- Born: May 8, 1953 Sioux Falls, South Dakota, U.S.
- Died: January 18, 2025 (aged 71)
- Genres: Rock, jazz
- Instruments: Guitar

= Mike Miller (guitarist) =

American jazz musician (1953–2025)

Mike Miller (May 8, 1953 – January 18, 2025) was an American rock and jazz guitarist. He worked with Bette Midler, Boz Scaggs, Chick Corea, Queen Latifah, Yellowjackets, Brand X, Burton Cummings, Vinnie Colaiuta, Quincy Jones, Gino Vannelli, and Vital Information.

== Background ==
Miller was born into a musical family in Sioux Falls, South Dakota. He was the third of four bass-playing brothers, performing with his father's jazz band at the age of twelve and in garage bands in his teens. He played bass in the Sioux Falls Symphony.

Miller died of a heart attack on January 18, 2025, at the age of 71.

== Career ==
In 1972, Miller moved to Colorado, where he played with Larry Coryell, Robben Ford, Bill Frisell, Bruce Fowler, Tom Fowler, and Steve Fowler. He recorded the album Fly On with the band Air Pocket. He moved to Los Angeles in 1975. In California, he worked with Max Bennett, Brand X, Bobby Caldwell, Alphonso Johnson, Bennie Maupin, Airto Moreira, Shawn Phillips, and Tom Scott.

In 1981, Miller began eleven years of working with pop singer Gino Vannelli, touring and recording five albums. In 1983 he wrote "Elamar" for the Yellowjackets album Mirage a Trois. Three years later he started a trio called The Outsidemen, releasing the live album Band Overboard (1996) In 1993, Miller joined Chick Corea for the album Elektric Band II: Paint the World (1993).
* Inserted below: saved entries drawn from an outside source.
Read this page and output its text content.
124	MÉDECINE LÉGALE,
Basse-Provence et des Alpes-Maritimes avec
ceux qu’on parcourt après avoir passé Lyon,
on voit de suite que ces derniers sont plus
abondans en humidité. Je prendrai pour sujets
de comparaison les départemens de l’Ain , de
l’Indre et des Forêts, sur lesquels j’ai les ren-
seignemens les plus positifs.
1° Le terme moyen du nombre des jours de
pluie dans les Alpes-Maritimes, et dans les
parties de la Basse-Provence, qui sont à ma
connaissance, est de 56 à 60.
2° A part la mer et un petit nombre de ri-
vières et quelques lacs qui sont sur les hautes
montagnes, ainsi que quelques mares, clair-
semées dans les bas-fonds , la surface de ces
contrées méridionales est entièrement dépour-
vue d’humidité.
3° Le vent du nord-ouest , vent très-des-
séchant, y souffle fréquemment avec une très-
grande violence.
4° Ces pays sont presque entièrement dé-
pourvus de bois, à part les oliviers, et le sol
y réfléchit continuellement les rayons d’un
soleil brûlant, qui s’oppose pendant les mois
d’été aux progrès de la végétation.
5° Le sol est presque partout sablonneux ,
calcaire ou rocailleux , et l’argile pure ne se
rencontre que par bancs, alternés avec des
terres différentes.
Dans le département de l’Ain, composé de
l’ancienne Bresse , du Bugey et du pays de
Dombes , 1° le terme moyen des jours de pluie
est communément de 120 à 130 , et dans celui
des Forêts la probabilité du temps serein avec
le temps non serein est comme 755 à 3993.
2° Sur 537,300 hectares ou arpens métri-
In 1990s Miller performed the music of Frank Zappa as a member of Banned from Utopia with the Seattle Symphony, the Portland Symphony, and the Israel Philharmonic Orchestra. With the Royal Philharmonic Orchestra he recorded a guitar concerto by Joseph Curiale and with the Los Angeles Philharmonic New Music Group he was a soloist alongside Peter Erskine for the album Blood on the Floor by Mark-Anthony Turnage.

At the end of the 1990s, he was involved in scoring Jessica Yu's documentaries Breathing Lessons and The Living Museum. He toured with Bette Midler and appeared on her album Bette. He also worked with film composer Mark Mothersbaugh on The Adventures of Rocky and Bullwinkle (2000) and The Royal Tenenbaums (2001). Marsis Jazz released his first solo album, Save the Moon, in 2001.

He was a touring guitarist with Boz Scaggs from 2014 until his death and has worked with Brandon Fields, Mitchel Forman, Scott Kinsey, Otmaro Ruíz, and Queen Latifah.

In the early-2000s, Miller played custom-made instruments, some with Seymour Duncan pickups, as well as a Martin D-28. He used effects made by Danish company Emma and by Line 6.